Privacy and Security Risk Management

In as much as the e-service orientation rests on the benefits derived from personalization and customization, it also requires that customer privacy and security risks be effectively minimized. Eradicating these risks is an e-service requirement, as they influence not only the acceptance of e-service by customers, but also the design of e-service by firms. E-service orientation calls for designs of systems and processes that minimize the feeling of discomfort with technology in general and the degree of insecurity regarding electronic transactions. In an electronic environment the consumer’s need for control and protection of privacy is quite intense. This implies organizations should resist using the customer information they have to take advantage of customers through indiscriminate cross-selling and up-selling; focus instead on providing value to customers. Security and privacy concerns have a critical impact on the consumer’s perceived control in online situations, which in turn determines the consumer’s perceived e-service quality. In the era of e-service, a firm effectively managing these concerns builds the trust of its customers and contributes to their lifetime value. The desire for privacy also makes viable a market for the maintenance of e-privacy-itself an e-service.

E-service Measurement

The focus of e-service orientation is external measures of customer assessment of an organization’s services and products, not only specifically focused on them, but also in interfacing with other products/services in the value chain. This implies an organization cannot limit its responsibility just to its products, but should be more customer-focused in providing customers a solution.

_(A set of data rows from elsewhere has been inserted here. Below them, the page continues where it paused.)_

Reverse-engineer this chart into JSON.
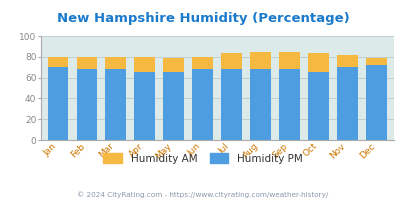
{
  "title": "New Hampshire Humidity (Percentage)",
  "months": [
    "Jan",
    "Feb",
    "Mar",
    "Apr",
    "May",
    "Jun",
    "Jul",
    "Aug",
    "Sep",
    "Oct",
    "Nov",
    "Dec"
  ],
  "humidity_pm": [
    70,
    68,
    68,
    65,
    65,
    68,
    68,
    68,
    68,
    65,
    70,
    72
  ],
  "humidity_am_total": [
    80,
    80,
    80,
    80,
    79,
    80,
    84,
    85,
    85,
    84,
    82,
    79
  ],
  "color_pm": "#4d9de0",
  "color_am": "#f5b942",
  "bg_color": "#ddeaea",
  "title_color": "#1a7acc",
  "ylim": [
    0,
    100
  ],
  "yticks": [
    0,
    20,
    40,
    60,
    80,
    100
  ],
  "legend_am": "Humidity AM",
  "legend_pm": "Humidity PM",
  "legend_text_color": "#333333",
  "footer": "© 2024 CityRating.com - https://www.cityrating.com/weather-history/",
  "footer_color": "#8899aa",
  "xtick_color": "#cc7700",
  "ytick_color": "#888888",
  "grid_color": "#bbcccc"
}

The measurement of customer assessment, in turn, consists of a customer satisfaction/dissatisfaction measurement and perceived service quality on all these dimensions. These measures are in turn related to measures based on sales and profit. The key focus is on understanding how investments in various firm-level activities affect customer-level assessments and, in turn, customer equity. While many of the internal measures used in the context of electronic environment-ranging from effective access, response times, to delivery times, reliability, time spent in the system-are useful, all of them have to be related to the customer-level assessment measures. For example, it is well established that customers may have different patterns of response to technology. Customers are true assessors of the competitive advantage of the firm and thus the returns from any activity of the firm. Their expectations are set by what they encounter in the marketplace, and they provide a true assessment of how the firm stands relative to their expectations. Thus, a customer-focused measurement is a key component of an e-service orientation.